Bagwell's failure to get a sizable number of Hall of Fame votes, however, is different from the other examples for the unfortunate precedent it sets. Unlike Blyleven, who wasn't elected right away because writers are idiots, or Alomar, who wasn't elected in his first year of eligibility because he is an idiot, as far as anyone can tell Bagwell got few votes because he is rumored to have taken steroids.
Unlike Mark McGwire or Rafael Palmeiro, both of whom were also kept out of the Hall of Fame despite their achievements, Bagwell never admitted to taking steroids nor did he fail a test. The Mitchell Report didn't out him either. Bagwell's inclusion in the steroids scandal is entirely hearsay. There is virtually no evidence suggesting he took steroids, let alone proving it, apart from his physical appearance and the era in which he played.

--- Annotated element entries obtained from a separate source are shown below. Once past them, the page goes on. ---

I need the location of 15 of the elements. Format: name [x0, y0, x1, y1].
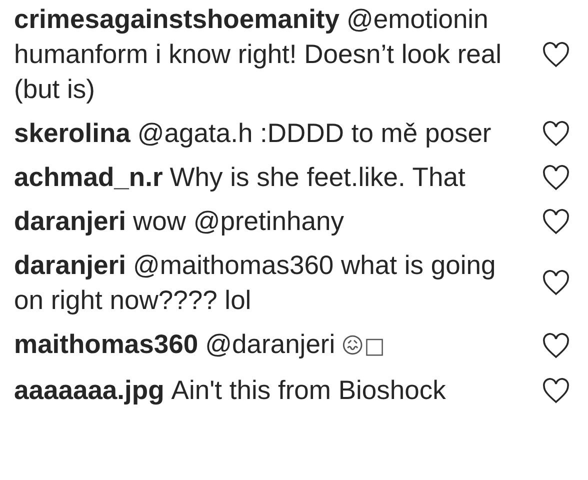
- heart-icon[interactable]: [542, 120, 570, 146]
- comment-text: daranjeri wow @pretinhany: [14, 205, 345, 238]
- heart-icon[interactable]: [542, 164, 570, 190]
- comment-text: achmad_n.r Why is she feet.like. That: [14, 161, 466, 194]
- heart-icon[interactable]: [542, 42, 570, 68]
- heart-icon[interactable]: [542, 270, 570, 296]
- emoji: 😖□: [341, 334, 385, 359]
- heart-icon[interactable]: [542, 378, 570, 404]
- comment-text: daranjeri @maithomas360 what is going on right now???? lol: [14, 249, 497, 317]
- heart-icon[interactable]: [542, 208, 570, 234]
- heart-icon[interactable]: [542, 332, 570, 358]
- comment-text: crimesagainstshoemanity @emotionin humanform i know right! Doesn’t look real (but is): [14, 3, 503, 106]
- comment-text: maithomas360 @daranjeri 😖□: [14, 328, 386, 361]
- comment-text: aaaaaaa.jpg Ain't this from Bioshock: [14, 374, 447, 407]
- comment-text: skerolina @agata.h :DDDD to mě poser: [14, 117, 492, 150]
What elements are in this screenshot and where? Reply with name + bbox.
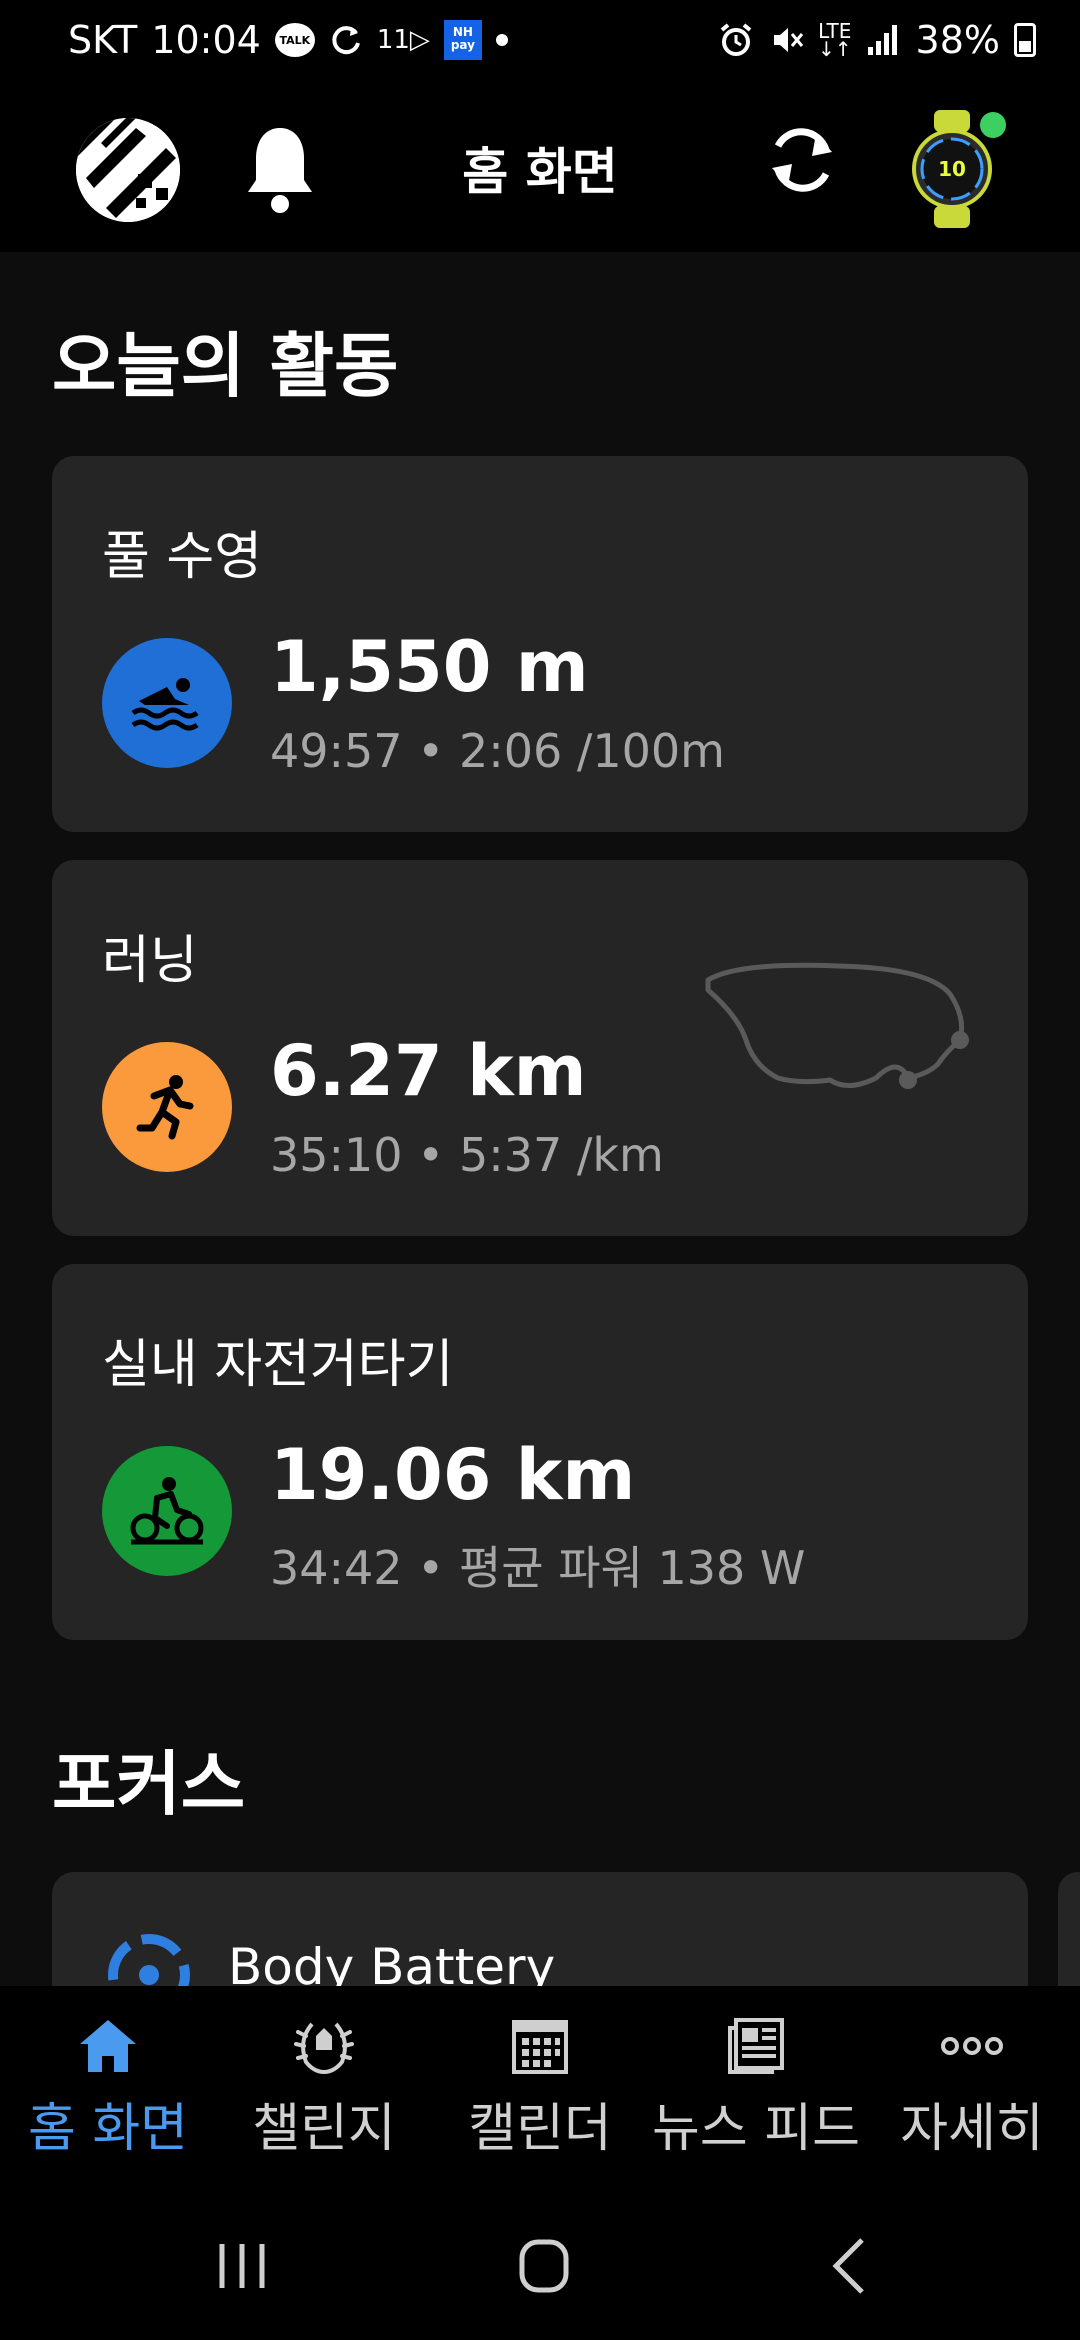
svg-text:10: 10 (938, 157, 966, 181)
kakaotalk-icon: TALK (274, 23, 315, 57)
device-connected-dot (980, 112, 1006, 138)
nav-label: 홈 화면 (27, 2099, 189, 2159)
activity-name: 실내 자전거타기 (102, 1335, 454, 1395)
section-title-focus: 포커스 (52, 1743, 246, 1825)
activity-distance: 1,550 m (270, 626, 589, 708)
signal-icon (867, 25, 897, 55)
cyclist-icon (102, 1446, 232, 1576)
sync-status-icon (332, 26, 360, 55)
activity-name: 러닝 (102, 931, 198, 991)
activity-distance: 6.27 km (270, 1030, 587, 1112)
activity-card-pool-swim[interactable]: 풀 수영 1,550 m 49:57 • 2:06 /100m (52, 456, 1028, 832)
status-bar: SKT 10:04 TALK 11▷ NH pay LTE ↓↑ 38% (0, 0, 1080, 72)
sync-icon[interactable] (762, 112, 842, 208)
more-icon (941, 2037, 1003, 2055)
battery-icon (1014, 23, 1036, 57)
activity-details: 35:10 • 5:37 /km (270, 1128, 664, 1182)
carrier-label: SKT (68, 18, 138, 62)
activity-details: 49:57 • 2:06 /100m (270, 724, 725, 778)
activity-card-running[interactable]: 러닝 6.27 km 35:10 • 5:37 /km (52, 860, 1028, 1236)
system-navigation-bar (0, 2186, 1080, 2340)
mute-icon (774, 28, 804, 52)
laurel-icon (294, 2022, 354, 2075)
home-button-icon[interactable] (504, 2226, 584, 2306)
nhpay-icon: NH pay (443, 20, 482, 60)
eleven-street-icon: 11▷ (376, 25, 430, 55)
home-screen: SKT 10:04 TALK 11▷ NH pay LTE ↓↑ 38% 홈 화… (0, 0, 1080, 2340)
recent-apps-icon[interactable] (202, 2226, 282, 2306)
alarm-icon (720, 23, 752, 56)
activity-card-indoor-cycling[interactable]: 실내 자전거타기 19.06 km 34:42 • 평균 파워 138 W (52, 1264, 1028, 1640)
activity-details: 34:42 • 평균 파워 138 W (270, 1541, 806, 1595)
home-icon (80, 2020, 136, 2072)
back-icon[interactable] (810, 2226, 890, 2306)
notification-dot-icon (495, 34, 508, 46)
bottom-navigation: 홈 화면 챌린지 캘린더 뉴스 피드 자세히 (0, 1986, 1080, 2186)
nav-item-newsfeed[interactable]: 뉴스 피드 (648, 1986, 864, 2186)
nav-item-more[interactable]: 자세히 (864, 1986, 1080, 2186)
nav-label: 자세히 (900, 2099, 1044, 2159)
route-map-thumbnail (705, 962, 969, 1089)
battery-percent: 38% (915, 18, 1000, 62)
activity-name: 풀 수영 (102, 527, 263, 587)
clock: 10:04 (151, 18, 261, 62)
lte-icon: LTE ↓↑ (818, 19, 852, 61)
nav-label: 챌린지 (252, 2099, 396, 2159)
calendar-icon (512, 2020, 568, 2074)
swimmer-icon (102, 638, 232, 768)
nav-item-calendar[interactable]: 캘린더 (432, 1986, 648, 2186)
activity-distance: 19.06 km (270, 1434, 636, 1516)
nav-label: 뉴스 피드 (652, 2099, 860, 2159)
nav-item-challenges[interactable]: 챌린지 (216, 1986, 432, 2186)
section-title-today: 오늘의 활동 (52, 325, 399, 407)
nav-label: 캘린더 (468, 2099, 612, 2159)
app-header: 홈 화면 10 (0, 72, 1080, 252)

Bagwell's omission from the Hall of Fame (and, yes, his career was first-ballot quality) suggests that many deserving players from the so-called "Steroids Era" will be kept out of the Hall only due to the era in which they played. At best they will be made to wait, the way Blyleven was. This is bad for baseball. Throughout its history baseball has forgiven myriad truly horrible sins. By comparison to some other misdeeds than have received clemency, steroid abuse is mild.
Baseball needs to address its head-in-the-sand unwritten policy regarding steroids. The alternative is the gradual march toward irrelevance for its highest honor. There is a predictable, nearby future when players greater than Bagwell will not be in the Hall of Fame, including Roger Clemens, Barry Bonds and Alex Rodriguez. Fans such as myself won't forget how great these players were. I hope one day to share my passion for this game with my children. If many of the greatest players I grew up watching are not in the Hall of Fame why should I teach them that the honor is important?